Hay quienes exhiben su ignorancia con desparpajo… y además lo celebran. Pocos episodios recientes han sido tan trágicos y tan documentados como la debacle venezolana. Ser vecinos y hermanos nos obliga a algo más que a la lástima superficial: nos exige informarnos. Verlos emigrar por millones —siete millones, para ser exactos— debería bastar para despertar interés, pero aún así abundan los que opinan sin saber y pontifican sin haber hecho el mínimo esfuerzo por entender la tragedia que allí se vive día tras día. Tenemos la obligación moral de conocer cómo un país próspero terminó sometido por un régimen ilegítimo, represivo y corrupto. No se trata solo de la diáspora, sino del infierno cotidiano de quienes aún permanecen allí, atrapados entre la miseria y la violencia estatal.

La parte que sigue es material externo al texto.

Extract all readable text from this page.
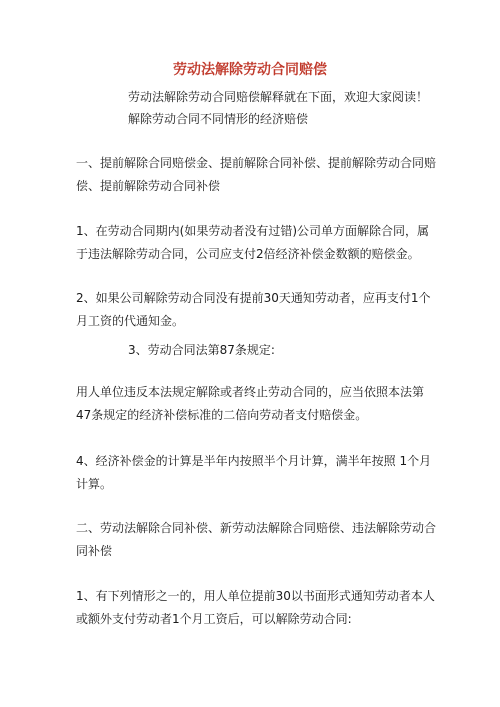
劳动法解除劳动合同赔偿
劳动法解除劳动合同赔偿解释就在下面，欢迎大家阅读！
解除劳动合同不同情形的经济赔偿
一、提前解除合同赔偿金、提前解除合同补偿、提前解除劳动合同赔偿、提前解除劳动合同补偿
1、在劳动合同期内(如果劳动者没有过错)公司单方面解除合同，属于违法解除劳动合同，公司应支付2倍经济补偿金数额的赔偿金。
2、如果公司解除劳动合同没有提前30天通知劳动者，应再支付1个月工资的代通知金。
3、劳动合同法第87条规定:
用人单位违反本法规定解除或者终止劳动合同的，应当依照本法第 47条规定的经济补偿标准的二倍向劳动者支付赔偿金。
4、经济补偿金的计算是半年内按照半个月计算，满半年按照 1个月计算。
二、劳动法解除合同补偿、新劳动法解除合同赔偿、违法解除劳动合同补偿
1、有下列情形之一的，用人单位提前30以书面形式通知劳动者本人或额外支付劳动者1个月工资后，可以解除劳动合同:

Opinar sin entender el calvario de María Corina Machado resulta grotesco. Ella y sus colaboradores han sufrido persecución, cárcel, desapariciones, torturas y asesinatos, y aun así han persistido en una lucha pacífica, rigurosa y valiente para denunciar un sistema criminal. El contraste con Colombia es doloroso: aquí se tolera con benevolencia una oposición armada destructora y asesina, mientras en Venezuela se reprime ferozmente incluso al disidente más pacífico.

Quien quiera sacudirse la cómoda ignorancia debería escuchar el discurso de Jørgen Watne Frydnes, Presidente del Comité Noruego del Nobel. No solo describió con precisión quirúrgica el horror venezolano y la resistencia de María Corina; ofreció una de las mejores lecciones modernas sobre democracia. Explicó que la democracia no elimina la confrontación, sino que la canaliza: permite que todas las ideas —desde las más extremas hasta las más moderadas— se expresen sin miedo, sin censura y sin recurrir jamás a la violencia.

Recordó algo elemental que aquí tanto se confunde: los debates vehementes no son ‘formas de violencia’; son el funcionamiento natural de una sociedad libre. La polarización no es una falla del sistema, sino su esencia: es el espacio donde se enfrentan visiones distintas sin que nadie tenga derecho a silenciar al otro.

El discurso debería ser lectura obligatoria para todo aquel que confunde discrepancia con odio, crítica con agresión o debate con amenaza. La democracia existe precisamente para que la diferencia pueda hablar en voz alta sin que aparezcan verdugos.